Fotoğraf Bilgileri: Eser Sahibi: A.-K.D. / Wikimedia Commons

Merve Ağzıtemiz, Ankara Üniversitesi / Hukuk Fakültesi - Avrupa Birliği Hukuku Anabilim Dalı

Avrupa Birliği Adalet Divanı (ABAD) önünde görülen C-258/24 sayılı ön karar prosedüründe, Hukuk Sözcüsü Medina 10 Temmuz 2025 tarihinde görüşünü bildirmiştir. Bu davadaki temel soru, inanç temelli kuruluşlar olarak faaliyet gösteren işverenlerin, istihdam sürecinde, mesleki gereklilikler kapsamında belirli dini koşulları arayıp arayamayacağıdır. Bu husus, ayrımcılık hukuku bakımından oldukça önemli bir tartışmayı yeniden gündeme getirmiştir. Zira bu dava, Egenberger (ve ayrıca C-68/17-IR) kararının devamı niteliğinde olup, Egenberger’de bırakılan boşlukların doldurulma potansiyeli taşıdığından ayrıca önem arz etmektedir.
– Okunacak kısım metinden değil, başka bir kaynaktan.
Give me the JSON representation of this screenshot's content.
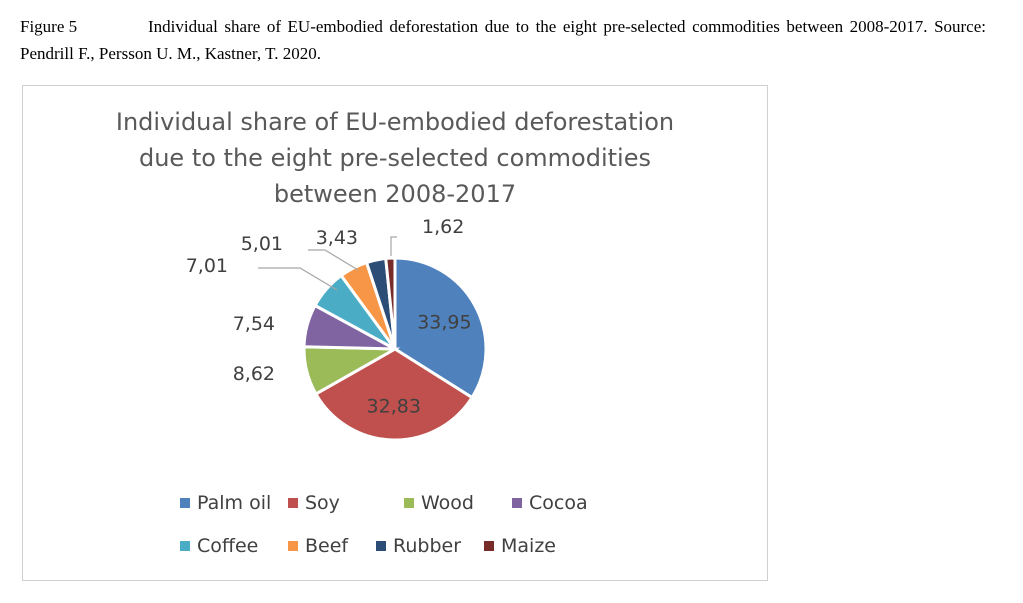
{
  "caption": {
    "figure_label": "Figure 5",
    "text": "Individual share of EU-embodied deforestation due to the eight pre-selected commodities between 2008-2017. Source: Pendrill F., Persson U. M., Kastner, T. 2020."
  },
  "chart_data": {
    "type": "pie",
    "title": "Individual share of EU-embodied deforestation due to the eight pre-selected commodities between 2008-2017",
    "title_lines": [
      "Individual share of EU-embodied deforestation",
      "due to the eight pre-selected commodities",
      "between 2008-2017"
    ],
    "categories": [
      "Palm oil",
      "Soy",
      "Wood",
      "Cocoa",
      "Coffee",
      "Beef",
      "Rubber",
      "Maize"
    ],
    "values": [
      33.95,
      32.83,
      8.62,
      7.54,
      7.01,
      5.01,
      3.43,
      1.62
    ],
    "labels": [
      "33,95",
      "32,83",
      "8,62",
      "7,54",
      "7,01",
      "5,01",
      "3,43",
      "1,62"
    ],
    "colors": [
      "#4f81bd",
      "#c0504d",
      "#9bbb59",
      "#8064a2",
      "#4bacc6",
      "#f79646",
      "#2c4d75",
      "#772c2a"
    ],
    "legend_position": "bottom"
  }
}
Bu yazıda öncelikle Avrupa Birliği’nin ayrımcılıkla mücadele alanındaki temel düzenlemelerinden biri olan 2000/78 sayılı Çerçeve İstihdam Direktifinin mesleki gereklilikler ile ilgili derogasyonu ele alınacak, ardından öncül karar niteliğinde olan Egenberger ve IR kararlarının ilgili paragrafları kısaca incelenecek ve son olarak Katholische Schwangerschaftsberatung davasında verilen Hukuk Sözcüsü görüşüne yer verilecektir.


2000/78 Sayılı Çerçeve İstihdam Direktifi

2000/78 sayılı Çerçeve İstihdam Direktifi, iş ve meslek hayatında eşit muamele ilkesini düzenleyen ve din ve inanç, engellilik, yaş ve cinsel yönelim temelinde ayrımcılığa karşı genel bir çerçeve oluşturan temel bir hukuki araçtır. Bununla birlikte Direktif, belirli sınırlı durumlarda ayrımcılık yasağının derogasyonlarını da içermektedir. Bunlardan biri de mesleki gerekliliklerdir (m. 4/1).

Mesleki gereklilik, din veya inanç, engellilik, yaş veya cinsel yönelimle ilgili bir özelliğin, belirli bir mesleki faaliyetin niteliği veya yürütüldüğü bağlam nedeniyle, meşru ve orantılı bir yaklaşımla, gerçek ve belirleyici bir gereklilik olarak kabul edilebildiği durumlarda söz konusu olmaktadır. İşverenler, istihdam sürecinde bu çerçevedeki koşulları karşılayan çalışanları tercih edebilmektedir. Ancak bu istisna dar yorumlanmalı ve yalnızca sınırlı hallerde uygulanmalıdır.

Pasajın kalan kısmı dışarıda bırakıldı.